Top 10 op risks 2019: theft and fraud
Rogue employees are costly, but the thought of cyber mayhem dominates managers’ concerns
Despite slipping a place on Risk.net’s 2019 list, theft and fraud is still many operational risk manager’s worst nightmare. The idea of a massive heist by enterprising hackers, mercenary employees or plain old bank robbers, possibly followed by fines and penalties, keeps the category near the top of the op risk survey year after year.
Inside jobs made up the top three of 2018’s biggest publicly reported op risk losses: Beijing-based Anbang Insurance lost a shattering $12 billion to embezzlement; in Ukraine, $5.5 billion vanished from PrivatBank in a ‘loan-recycling’ scheme; and in New Delhi, the Punjab National Bank lost $2.2 billion to wayward employees working with a fugitive diamond dealer.
These top losses were the result of old-fashioned crimes in the emerging world. At US and European banks though, it’s the cyber component of theft and fraud that looms large – despite the absence of even a single incident on the top 10 list.
“You can commit theft and fraud anonymously. You can go multicurrency, bitcoin,” comments a senior operational risk executive who says theft and fraud make up the biggest loss at the North American bank where he works. “You can be on the other side of the world, funds in hand, before anyone realises the money is missing.”

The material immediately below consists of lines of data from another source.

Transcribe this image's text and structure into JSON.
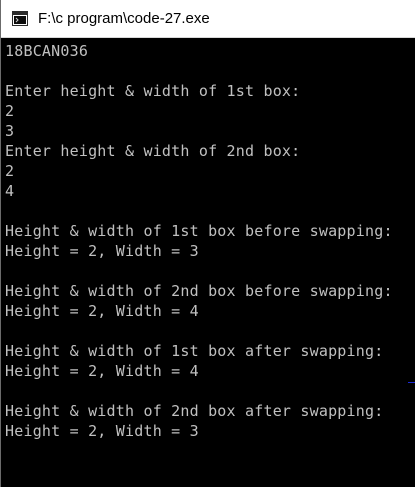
{
  "window": {
    "title": "F:\\c program\\code-27.exe"
  },
  "icons": {
    "title_icon": "console-app-icon"
  },
  "colors": {
    "console_background": "#000000",
    "console_text": "#c0c0c0",
    "titlebar_background": "#ffffff"
  },
  "console": {
    "lines": [
      "18BCAN036",
      "",
      "Enter height & width of 1st box:",
      "2",
      "3",
      "Enter height & width of 2nd box:",
      "2",
      "4",
      "",
      "Height & width of 1st box before swapping:",
      "Height = 2, Width = 3",
      "",
      "Height & width of 2nd box before swapping:",
      "Height = 2, Width = 4",
      "",
      "Height & width of 1st box after swapping:",
      "Height = 2, Width = 4",
      "",
      "Height & width of 2nd box after swapping:",
      "Height = 2, Width = 3"
    ]
  }
}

According to ORX News, the total of publicly reported losses attributable to cyber-related data breaches and instances of fraud and business disruption was $935 million worldwide in financial services last year. Over half those incidents involved fraud.
Theft losses come in a broad variety. The granddaddy of bank theft – the hold-up – has waned, but still goes on. In 2003, there were almost 7,500 stick-ups at US banks, according to the Federal Bureau of Investigation; by 2017, they had dwindled to around 3,900.
Instead of ski-masked gunmen, hackers are the new fear. Anecdotally, cyber hits are described as a hail of mostly tiny, but relentless attempts on data defences, leaving managers on perpetual alert. Whatever cash is stolen is a loss, but so are fines, the cost of patches and new bulwarks, the possibility of suits from other parties (Target paid millions to banks that had to re-issue credit cards after its 2013 breach) and the brand becomes a late-night punchline.
Cyber fraud comes generally in one of two sorts: one sows chaos, then grabs data en masse in the ensuing turmoil; the other zeros in on individuals to drain their accounts.
A large-scale attack could consist of millions of small transactions, like a $1 charge on a credit card, each likely unnoticed by the cardholder. In a targeted attack, thieves try to pry loose enough data from a customer’s social media persona to get access to their bank account. Other, more sophisticated schemes look for the weak points in authentication systems like biometrics. Some apps, for instance, can replicate a person’s voice patterns and fool voice ID systems.
“Equifax taught us that you need to move away from knowledge-based authentication to more activity-based identification,” says an op risk head at a second North American bank, for instance, something like asking people what their last two transactions were. In 2017, hackers stole data such as names, birthdates and Social Security numbers on nearly 148 million people from Equifax’s online systems.
Cyber fraud losses tend to come in waves, reflecting the arms race between hackers and banks as each tries to outgun the other, says Michael Grimwade, head of operational risk at ICBC Standard Bank, in forthcoming research.
Perpetrators continue to exploit known vulnerabilities in the financial system – fraudsters have used the Swift network, for instance – but Grimwade says their success rate may be diminishing; the industry has responded vigorously to high-profile break-ins.
“Banks will not give much information on the details of a cyber attack if they don’t have to – that includes their losses and costs,” says one op risk expert. “One reason is because they do not want to provide useful information to future potential fraudsters.”
But managers are hardly forgetting the here-and-now world of in-house bad behaviour. Avoiding it has required banks to try to establish a culture of ethics, not just at the top, but setting a ‘tone-in-the-middle’. Employees should know the line between what is acceptable in their roles, and what isn’t.
“Employees should know what fraud looks like, what their responsibilities are to mitigate it and how to report,” says a fraud management expert at a North American bank.
A whistleblower hotline should be available for employees fearful of retaliation by managers, says the fraud management expert.
Internal fraud can also be soft. Just last month, the Federal Reserve permanently barred a former managing director of JP Morgan from the banking industry for bribing Chinese government officials by providing jobs for their children, known as the ‘princelings’. JP Morgan agreed to pay $264 million to settle the matter.
But for all the dereliction on the inside, everyone is quietly watching for ambushes on the cyber front.
“Interconnectivity and the tools the fraudsters are using allows them to commit it on a much broader scale – we are seeing fraud be more successful,” a bank regulatory official says.